The Center did not renew Charlie Kirk as a fellow, and he plans to start his own group called Turning Point Faith. Falkirk is now Standing for Freedom Center but kept its political philosophy and some of its questionable “fellows,” such as conservative commentator Eric Metaxas who punched an unarmed anti-DDT protester in the back of his head last year and continues to spread conspiracy theories about voter fraud.
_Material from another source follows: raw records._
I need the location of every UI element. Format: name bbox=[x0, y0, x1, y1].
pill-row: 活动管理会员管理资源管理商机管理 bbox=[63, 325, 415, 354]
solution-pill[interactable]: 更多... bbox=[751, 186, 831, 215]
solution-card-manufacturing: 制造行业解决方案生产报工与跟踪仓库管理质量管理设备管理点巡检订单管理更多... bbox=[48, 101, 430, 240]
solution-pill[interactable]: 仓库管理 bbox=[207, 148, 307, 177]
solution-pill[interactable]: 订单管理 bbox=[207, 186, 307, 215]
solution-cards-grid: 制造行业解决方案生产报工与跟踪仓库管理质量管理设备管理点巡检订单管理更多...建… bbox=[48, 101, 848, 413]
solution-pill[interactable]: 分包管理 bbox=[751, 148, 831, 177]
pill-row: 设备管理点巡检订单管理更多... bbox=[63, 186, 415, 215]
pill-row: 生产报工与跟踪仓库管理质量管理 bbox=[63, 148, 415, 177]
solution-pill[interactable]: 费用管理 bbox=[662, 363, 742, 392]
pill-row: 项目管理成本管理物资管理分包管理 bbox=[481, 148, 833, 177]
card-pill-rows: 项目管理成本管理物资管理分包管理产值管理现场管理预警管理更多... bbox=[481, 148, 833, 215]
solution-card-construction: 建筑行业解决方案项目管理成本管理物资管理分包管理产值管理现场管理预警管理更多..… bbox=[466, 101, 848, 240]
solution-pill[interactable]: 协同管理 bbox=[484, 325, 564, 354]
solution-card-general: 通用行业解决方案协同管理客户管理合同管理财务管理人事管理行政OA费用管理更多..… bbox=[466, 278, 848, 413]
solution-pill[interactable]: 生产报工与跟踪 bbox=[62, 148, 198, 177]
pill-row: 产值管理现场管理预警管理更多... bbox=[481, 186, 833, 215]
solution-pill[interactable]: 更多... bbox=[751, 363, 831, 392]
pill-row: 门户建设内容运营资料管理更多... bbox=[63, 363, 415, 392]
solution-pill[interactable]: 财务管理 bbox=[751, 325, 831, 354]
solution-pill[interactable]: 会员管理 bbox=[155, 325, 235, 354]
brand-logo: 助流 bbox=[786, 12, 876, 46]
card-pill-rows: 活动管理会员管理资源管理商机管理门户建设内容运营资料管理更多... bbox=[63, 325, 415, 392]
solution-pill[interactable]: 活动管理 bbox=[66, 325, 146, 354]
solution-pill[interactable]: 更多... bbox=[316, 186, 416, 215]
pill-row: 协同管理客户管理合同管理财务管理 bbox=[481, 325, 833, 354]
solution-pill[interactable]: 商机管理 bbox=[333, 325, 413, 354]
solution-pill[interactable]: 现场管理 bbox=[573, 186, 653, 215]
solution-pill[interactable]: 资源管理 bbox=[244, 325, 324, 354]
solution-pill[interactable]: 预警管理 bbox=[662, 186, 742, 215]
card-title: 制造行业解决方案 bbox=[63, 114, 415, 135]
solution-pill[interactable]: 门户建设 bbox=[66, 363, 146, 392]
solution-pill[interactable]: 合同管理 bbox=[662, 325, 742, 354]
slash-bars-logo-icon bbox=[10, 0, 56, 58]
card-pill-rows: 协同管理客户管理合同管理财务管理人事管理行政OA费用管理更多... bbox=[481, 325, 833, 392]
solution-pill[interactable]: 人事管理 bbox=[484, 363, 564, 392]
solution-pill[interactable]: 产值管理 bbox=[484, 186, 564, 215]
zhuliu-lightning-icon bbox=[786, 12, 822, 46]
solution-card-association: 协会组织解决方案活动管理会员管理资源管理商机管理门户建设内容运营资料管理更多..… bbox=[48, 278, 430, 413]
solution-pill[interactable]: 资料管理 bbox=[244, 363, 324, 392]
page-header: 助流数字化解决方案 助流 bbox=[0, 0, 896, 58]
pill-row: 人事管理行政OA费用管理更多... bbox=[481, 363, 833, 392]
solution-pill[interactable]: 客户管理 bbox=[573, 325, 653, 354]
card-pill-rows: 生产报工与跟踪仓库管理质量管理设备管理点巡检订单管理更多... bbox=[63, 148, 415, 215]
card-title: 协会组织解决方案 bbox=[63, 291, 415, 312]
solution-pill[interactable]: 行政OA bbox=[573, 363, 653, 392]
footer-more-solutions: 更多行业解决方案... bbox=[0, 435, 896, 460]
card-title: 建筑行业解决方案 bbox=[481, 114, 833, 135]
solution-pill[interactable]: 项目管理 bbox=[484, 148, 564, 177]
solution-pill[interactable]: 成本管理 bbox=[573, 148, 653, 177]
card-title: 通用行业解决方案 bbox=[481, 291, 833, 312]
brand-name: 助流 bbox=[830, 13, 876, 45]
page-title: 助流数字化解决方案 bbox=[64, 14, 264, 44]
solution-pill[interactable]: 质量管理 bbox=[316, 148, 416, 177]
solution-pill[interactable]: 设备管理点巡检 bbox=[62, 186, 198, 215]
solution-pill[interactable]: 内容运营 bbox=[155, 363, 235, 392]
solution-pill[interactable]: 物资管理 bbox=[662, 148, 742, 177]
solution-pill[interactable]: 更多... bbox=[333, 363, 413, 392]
Liberty’s direction is shown by two new fellows, former Secretary of State Mike Pompeo and ex-Arkansas Gov. Mike Huckabee, both wannabe presidential candidates—Huckabee in the past and Pompeo in 2024. Pompeo, claiming he wants “religious freedom, created many federal groups promoting evangelical Christianity around the world including one educating officials that the Bible mandates them to support back right-wing social, economic, environmental, and criminal justice policies. When in Congress, Pompeo worked with anti-Muslim activists to promote Christian nationalism. Pope Francis denied an audience with Pompeo because of his use of “religious freedom” for political gain.
Pompeo’s background as Secretary of State illustrates his lack of ethics. The Inspector General reported Pompeo violated government federal ethics rules in using the agency’s resources by asking its employees to carry out personal tasks over 100 times, as did Pompeo’s wife, Susan. Pompeo said they were just things friends did for friends—like working all weekend “to envelope, address, and mail personal Christmas cards for the Pompeos” with no compensation.
Just a few reasons that the number of religiously unaffiliated grows every year.